A jury in Wisconsin has awarded $450,000 to the father of a 6-year-old killed in the 2012 school shooting in Newtown, Conn., after a judge ruled that the man had been defamed by the publication of a book denying that a shooting even took place.
On Tuesday, a jury in Dane County determined the amount that Leonard Pozner, whose son, Noah, was the youngest of the 26 victims killed in the massacre, should be awarded after a judge ruled that the book’s authors, James Fetzer and Mike Palecek, had defamed Mr. Pozner. In their book, Mr. Fetzer and Mr. Palecek claim that Mr. Pozner faked his son’s death certificate as part of a hoax staged by the government to take guns away from Americans.
Mr. Fetzer, an emeritus professor of philosophy at the University of Minnesota Duluth who lives in Wisconsin, called the decision “absurd” and said he planned to appeal, according to The Wisconsin State Journal.
Richard Bolton, Mr. Fetzer’s lawyer, did not immediately respond to messages.
Mr. Palecek previously settled with Mr. Pozner for an undisclosed amount.
Mr. Pozner thanked the jury “for recognizing the pain and terror that Mr. Fetzer has purposefully inflicted on me and on other victims of these horrific mass casualty events, like the Sandy Hook shooting,” The State Journal reported.
“Mr. Fetzer has the right to believe that Sandy Hook never happened,” he added. “He has the right to express his ignorance. This award, however, further illustrates the difference between the right of people like Mr. Fetzer to be wrong and the right of victims like myself and my child to be free from defamation, free from harassment and free from the intentional infliction of terror.”
Jake Zimmerman, a lawyer representing Mr. Pozner, said the damages awarded by the jury showed there were repercussions for publishing defamatory statements.
“If you choose to defame a victim, or the family of a victim,” he said, “you’re going to have to pay.”
Mr. Pozner is also one of several family members of Sandy Hook victims pursuing defamation lawsuits against Alex Jones, a far-right provocateur and the owner of Infowars, a radio show and website that has come under fire for spreading bogus claims about the shooting, including that the victims’ families are actors in a plot to take away firearms from law-abiding citizens. The families have also endured death threats, stalking and online abuse as a result.
One case, filed by eight families and one F.B.I. agent who responded to the scene, is proceeding in Connecticut. Mr. Pozner has also filed a lawsuit in Texas, which is continuing.
The focus of the Wisconsin lawsuit was a 455-page book, titled “Nobody Died at Sandy Hook: It Was a FEMA Drill to Promote Gun Control,” which claimed the massacre at Sandy Hook was staged by the federal government to promote tighter gun control measures. Among other things, the book claimed that the school had been abandoned years before a gunman killed 20 first graders and six staff members.

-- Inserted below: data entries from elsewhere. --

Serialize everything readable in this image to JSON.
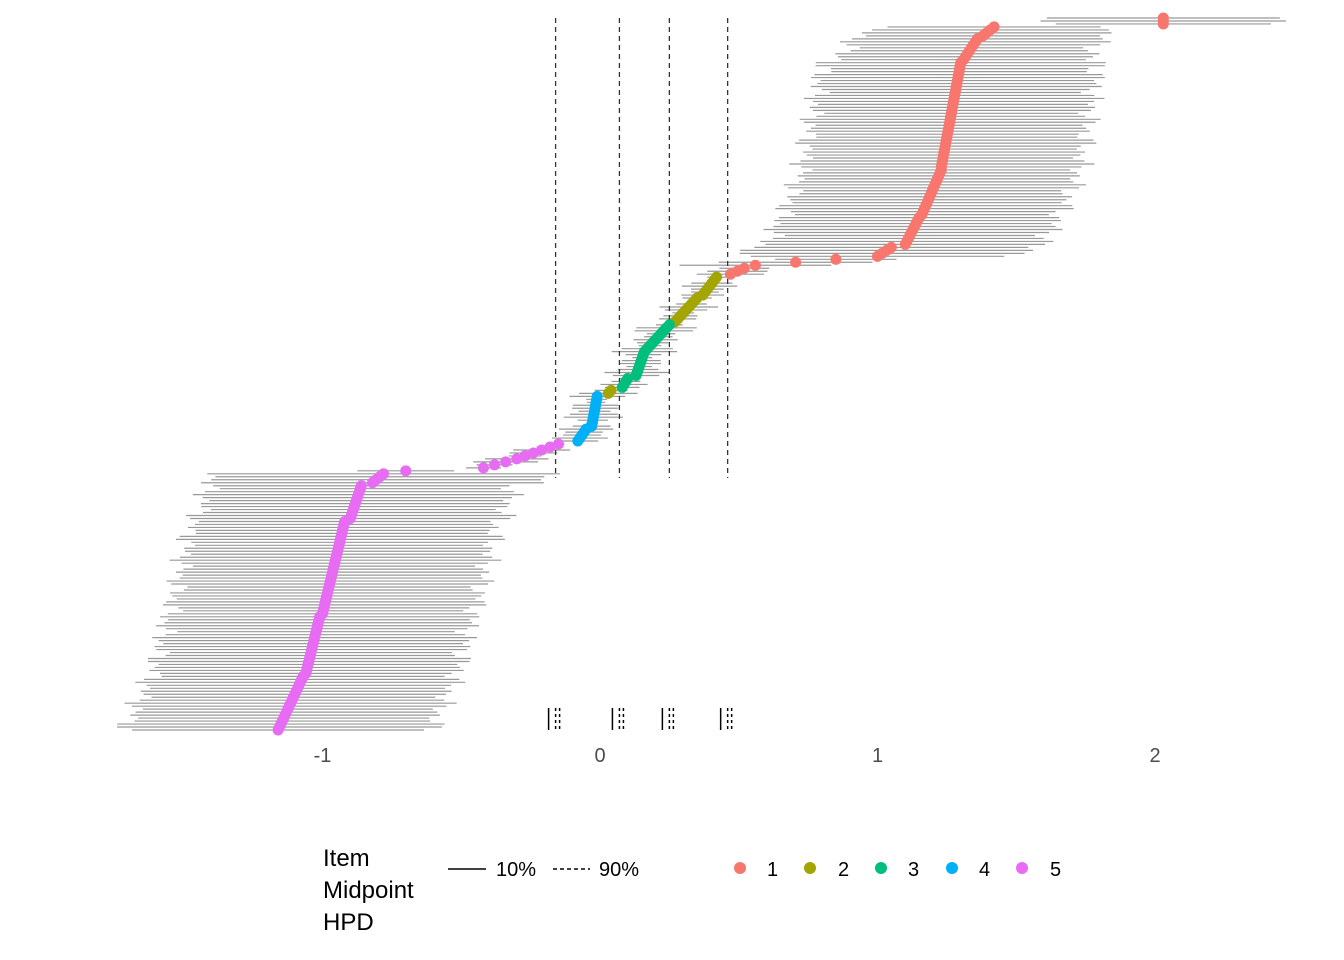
{
  "chart_data": {
    "type": "scatter",
    "description_of_series": "rows sorted by estimated position; each row has a point estimate and an interval",
    "x_ticks": [
      -1,
      0,
      1,
      2
    ],
    "xlim": [
      -1.75,
      2.4
    ],
    "grid": false,
    "legend_position": "bottom",
    "legend": {
      "title_lines": [
        "Item",
        "Midpoint",
        "HPD"
      ],
      "line_types": [
        {
          "label": "10%",
          "style": "solid"
        },
        {
          "label": "90%",
          "style": "dashed"
        }
      ],
      "categories": [
        {
          "label": "1",
          "color": "#F8766D"
        },
        {
          "label": "2",
          "color": "#A3A500"
        },
        {
          "label": "3",
          "color": "#00BF7D"
        },
        {
          "label": "4",
          "color": "#00B0F6"
        },
        {
          "label": "5",
          "color": "#E76BF3"
        }
      ]
    },
    "midpoints": [
      -0.16,
      0.07,
      0.25,
      0.46
    ],
    "interval_color": "#999999",
    "segments": [
      {
        "category": "1",
        "rows": [
          0,
          2
        ],
        "x_start": 2.03,
        "x_end": 2.03,
        "half_width": 0.4
      },
      {
        "category": "1",
        "rows": [
          3,
          6
        ],
        "x_start": 1.42,
        "x_end": 1.38,
        "half_width": 0.43
      },
      {
        "category": "1",
        "rows": [
          7,
          14
        ],
        "x_start": 1.36,
        "x_end": 1.31,
        "half_width": 0.45
      },
      {
        "category": "1",
        "rows": [
          15,
          50
        ],
        "x_start": 1.3,
        "x_end": 1.23,
        "half_width": 0.5
      },
      {
        "category": "1",
        "rows": [
          51,
          66
        ],
        "x_start": 1.23,
        "x_end": 1.16,
        "half_width": 0.5
      },
      {
        "category": "1",
        "rows": [
          67,
          76
        ],
        "x_start": 1.15,
        "x_end": 1.1,
        "half_width": 0.5
      },
      {
        "category": "1",
        "rows": [
          77,
          80
        ],
        "x_start": 1.05,
        "x_end": 1.0,
        "half_width": 0.5
      },
      {
        "category": "1",
        "rows": [
          81,
          83
        ],
        "x_start": 0.85,
        "x_end": 0.56,
        "half_width": 0.25
      },
      {
        "category": "1",
        "rows": [
          84,
          86
        ],
        "x_start": 0.52,
        "x_end": 0.47,
        "half_width": 0.1
      },
      {
        "category": "2",
        "rows": [
          87,
          93
        ],
        "x_start": 0.42,
        "x_end": 0.37,
        "half_width": 0.06
      },
      {
        "category": "2",
        "rows": [
          94,
          102
        ],
        "x_start": 0.35,
        "x_end": 0.27,
        "half_width": 0.06
      },
      {
        "category": "3",
        "rows": [
          103,
          111
        ],
        "x_start": 0.25,
        "x_end": 0.17,
        "half_width": 0.07
      },
      {
        "category": "3",
        "rows": [
          112,
          120
        ],
        "x_start": 0.16,
        "x_end": 0.13,
        "half_width": 0.07
      },
      {
        "category": "3",
        "rows": [
          121,
          124
        ],
        "x_start": 0.1,
        "x_end": 0.08,
        "half_width": 0.07
      },
      {
        "category": "2",
        "rows": [
          125,
          126
        ],
        "x_start": 0.04,
        "x_end": 0.03,
        "half_width": 0.07
      },
      {
        "category": "4",
        "rows": [
          127,
          137
        ],
        "x_start": -0.01,
        "x_end": -0.03,
        "half_width": 0.07
      },
      {
        "category": "4",
        "rows": [
          138,
          142
        ],
        "x_start": -0.05,
        "x_end": -0.08,
        "half_width": 0.07
      },
      {
        "category": "5",
        "rows": [
          143,
          147
        ],
        "x_start": -0.15,
        "x_end": -0.27,
        "half_width": 0.07
      },
      {
        "category": "5",
        "rows": [
          148,
          151
        ],
        "x_start": -0.3,
        "x_end": -0.42,
        "half_width": 0.1
      },
      {
        "category": "5",
        "rows": [
          152,
          152
        ],
        "x_start": -0.7,
        "x_end": -0.7,
        "half_width": 0.15
      },
      {
        "category": "5",
        "rows": [
          153,
          156
        ],
        "x_start": -0.78,
        "x_end": -0.82,
        "half_width": 0.6
      },
      {
        "category": "5",
        "rows": [
          157,
          168
        ],
        "x_start": -0.86,
        "x_end": -0.9,
        "half_width": 0.55
      },
      {
        "category": "5",
        "rows": [
          169,
          200
        ],
        "x_start": -0.92,
        "x_end": -1.0,
        "half_width": 0.55
      },
      {
        "category": "5",
        "rows": [
          201,
          220
        ],
        "x_start": -1.01,
        "x_end": -1.06,
        "half_width": 0.55
      },
      {
        "category": "5",
        "rows": [
          221,
          239
        ],
        "x_start": -1.07,
        "x_end": -1.16,
        "half_width": 0.55
      }
    ]
  }
}
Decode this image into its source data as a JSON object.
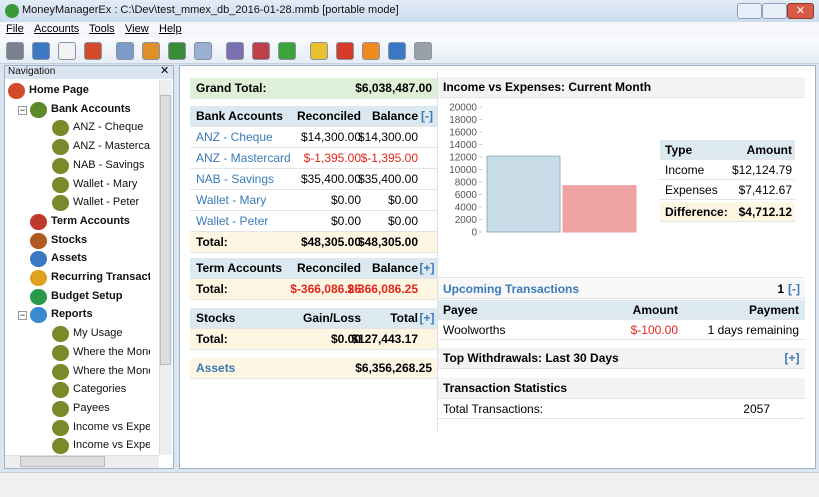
{
  "window": {
    "title": "MoneyManagerEx : C:\\Dev\\test_mmex_db_2016-01-28.mmb [portable mode]"
  },
  "menu": [
    "File",
    "Accounts",
    "Tools",
    "View",
    "Help"
  ],
  "navigation": {
    "title": "Navigation",
    "tree": [
      {
        "label": "Home Page",
        "children": [
          {
            "label": "Bank Accounts",
            "children": [
              {
                "label": "ANZ - Cheque"
              },
              {
                "label": "ANZ - Mastercard"
              },
              {
                "label": "NAB - Savings"
              },
              {
                "label": "Wallet - Mary"
              },
              {
                "label": "Wallet - Peter"
              }
            ]
          },
          {
            "label": "Term Accounts"
          },
          {
            "label": "Stocks"
          },
          {
            "label": "Assets"
          },
          {
            "label": "Recurring Transactions"
          },
          {
            "label": "Budget Setup"
          },
          {
            "label": "Reports",
            "children": [
              {
                "label": "My Usage"
              },
              {
                "label": "Where the Money G"
              },
              {
                "label": "Where the Money C"
              },
              {
                "label": "Categories"
              },
              {
                "label": "Payees"
              },
              {
                "label": "Income vs Expenses"
              },
              {
                "label": "Income vs Expenses"
              }
            ]
          }
        ]
      }
    ]
  },
  "grand_total": {
    "label": "Grand Total:",
    "value": "$6,038,487.00"
  },
  "bank_accounts": {
    "headers": [
      "Bank Accounts",
      "Reconciled",
      "Balance"
    ],
    "toggle": "[-]",
    "rows": [
      [
        "ANZ - Cheque",
        "$14,300.00",
        "$14,300.00"
      ],
      [
        "ANZ - Mastercard",
        "$-1,395.00",
        "$-1,395.00"
      ],
      [
        "NAB - Savings",
        "$35,400.00",
        "$35,400.00"
      ],
      [
        "Wallet - Mary",
        "$0.00",
        "$0.00"
      ],
      [
        "Wallet - Peter",
        "$0.00",
        "$0.00"
      ]
    ],
    "total": [
      "Total:",
      "$48,305.00",
      "$48,305.00"
    ]
  },
  "term_accounts": {
    "headers": [
      "Term Accounts",
      "Reconciled",
      "Balance"
    ],
    "toggle": "[+]",
    "total": [
      "Total:",
      "$-366,086.25",
      "$-366,086.25"
    ]
  },
  "stocks": {
    "headers": [
      "Stocks",
      "Gain/Loss",
      "Total"
    ],
    "toggle": "[+]",
    "total": [
      "Total:",
      "$0.00",
      "$127,443.17"
    ]
  },
  "assets": {
    "label": "Assets",
    "value": "$6,356,268.25"
  },
  "chart_data": {
    "type": "bar",
    "title": "Income vs Expenses: Current Month",
    "categories": [
      null,
      null
    ],
    "values": [
      12124.79,
      7412.67
    ],
    "colors": [
      "#c9dde8",
      "#f0a3a3"
    ],
    "ylim": [
      0,
      20000
    ],
    "yticks": [
      0,
      2000,
      4000,
      6000,
      8000,
      10000,
      12000,
      14000,
      16000,
      18000,
      20000
    ]
  },
  "summary": {
    "headers": [
      "Type",
      "Amount"
    ],
    "rows": [
      [
        "Income",
        "$12,124.79"
      ],
      [
        "Expenses",
        "$7,412.67"
      ]
    ],
    "difference": [
      "Difference:",
      "$4,712.12"
    ]
  },
  "upcoming": {
    "title": "Upcoming Transactions",
    "count": "1",
    "toggle": "[-]",
    "headers": [
      "Payee",
      "Amount",
      "Payment"
    ],
    "rows": [
      [
        "Woolworths",
        "$-100.00",
        "1 days remaining"
      ]
    ]
  },
  "withdrawals": {
    "title": "Top Withdrawals: Last 30 Days",
    "toggle": "[+]"
  },
  "statistics": {
    "title": "Transaction Statistics",
    "rows": [
      [
        "Total Transactions:",
        "2057"
      ]
    ]
  }
}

In addition to peddling conspiracy theories about the massacre, Mr. Fetzer has also promoted phony theories about the Sept. 11 attacks, President John F. Kennedy’s assassination and other events.
“My face-to-face interactions with Mr. Pozner have led me to believe that Mr. Pozner is telling the truth about the death of his son,” Mr. Gahary said. “I extend my most heartfelt and sincere apology to the Pozner family.”
Mr. Pozner, who has dedicated his life to preventing denials of the shooting, on Dec. 14, 2012, founded an advocacy group, the HONR Network, to push corporations, like YouTube and Facebook, to remove false information about the massacre, and to provide new ways for users to report hateful content.
Throughout, Mr. Pozner has been subjected to harassment and death threats, causing his family to move several times and live in hiding. One Florida woman was sentenced to five months in prison after she sent profanity-laced messages telling Mr. Pozner that he was going to die.
In June, Judge Frank Remington of the Dane County Circuit Court in Wisconsin issued a summary judgment in Mr. Pozner’s favor.
“This is a victory for myself and my family,” Mr. Pozner said in an interview with The New York Times. “It is also a victory for the survivors and victims’ families of all mass casualty events who have been targeted by these people.”